Nazis are on the rise. She worries she (or Max really) will be called up to fight. She goes from job to job. One is a soul-crushing job making plastics and elastics.

She keeps her passport as a woman under her mattress—for 60 years. So the allegory here is the story of a person with two identities (one as a woman and one as a man) compared with a country with two identities (East and West Germany).

So this is another play about the resilience of women.

It is. The company that is producing both plays is Headstrong Theatre Collective. They produced the wonderful production of Boston Marriage last year, directed by Kelli Fox. They wanted to pair two plays that illustrate the same theme—the resilience of women, this time in two different countries—and therefore the resilience of women everywhere. These two shows fit the bill.

Manfred Karge’s play, Man To Man, is almost like Beckett—illusive, spare, clear and poetic. Karge has often been compared to Beckett.

And how’s the production?

It’s energetic, lively, and certainly puts you in the man’s world that Ella has to inhabit. As Ella, Lisa Karen Cox is boisterous as a stereotypical man. She starts off as a woman who is in domestic duty, but soon transforms herself into her husband’s world.

Her movements are big. She sits at a table with her drinking buddies with her legs spread as she leans back downing her beers. But in her solitary moments we see the drudgery of that world.

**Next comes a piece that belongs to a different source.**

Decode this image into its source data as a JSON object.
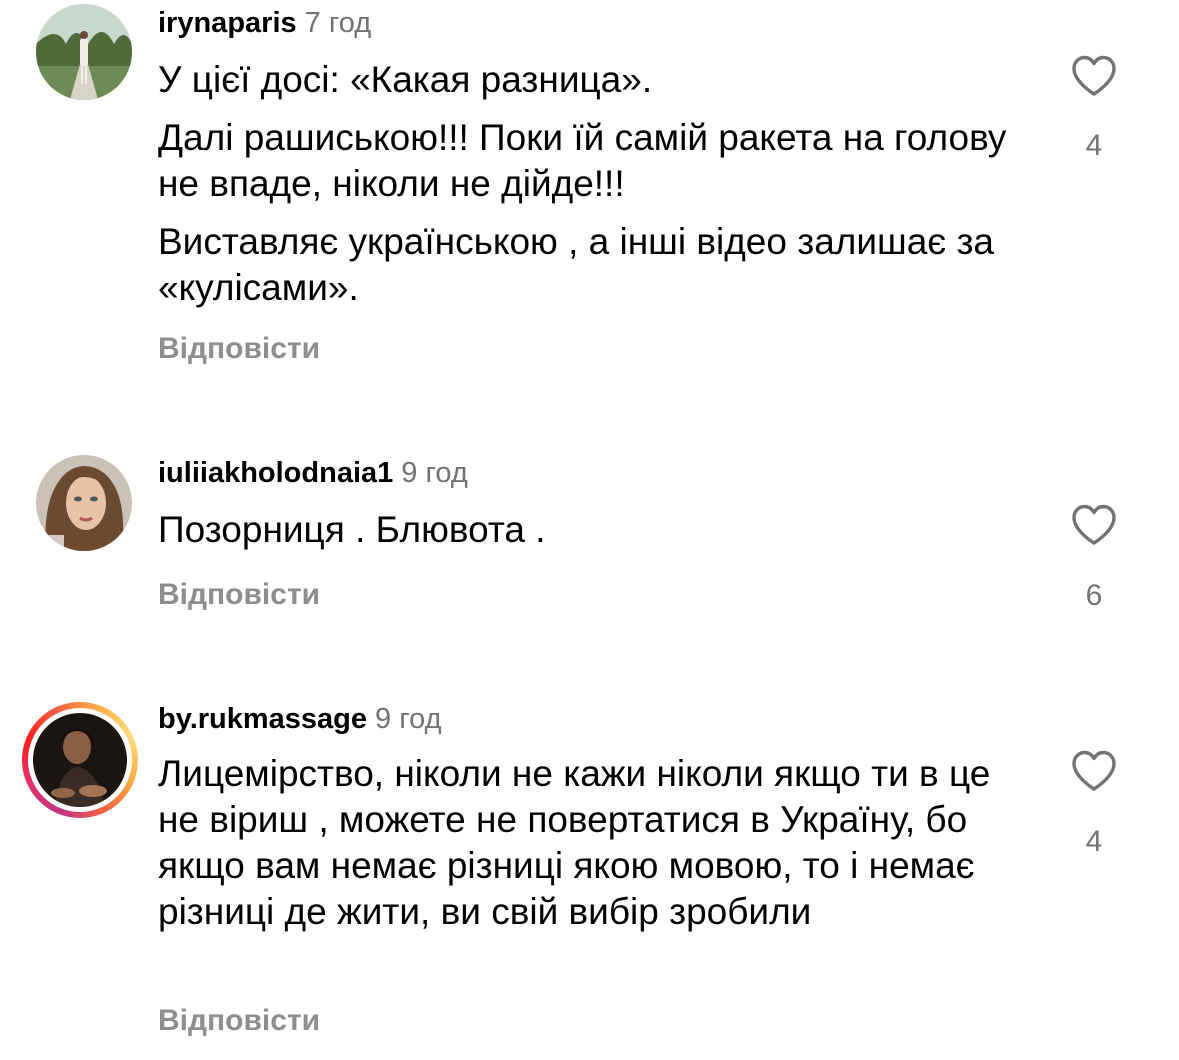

It’s directed with flourish by Kelli Fox. She uses music, projections, lighting effects and technical touches that serve the piece and don’t detract. Kudos to Matthew Lawrence and Tom Perry for the sound and Rebecca Picherack for lighting. Rebecca Picherack did the evocative lighting for both Licking Knives and Man to Man.

I think both Licking Knives and Man to Man are worth a look from a bold company that does bold theatre. The audience is always interesting at these small theatres. They are mainly young people. They support these indie companies. They speak to them and the ticket price won’t kill them. No one can say that the theatre going audience for indie theatre is dying out, as is said for big ticket shows. Attention should be paid here.

Thanks Lynn. That’s Lynn Slotkin, our theatre critic and passionate playgoer. You can read Lynn’s Blog at twitter@slotkinletter

Licking Knives and Man to Man play at Theatre Passe Muraille Backspace until Dec. 20.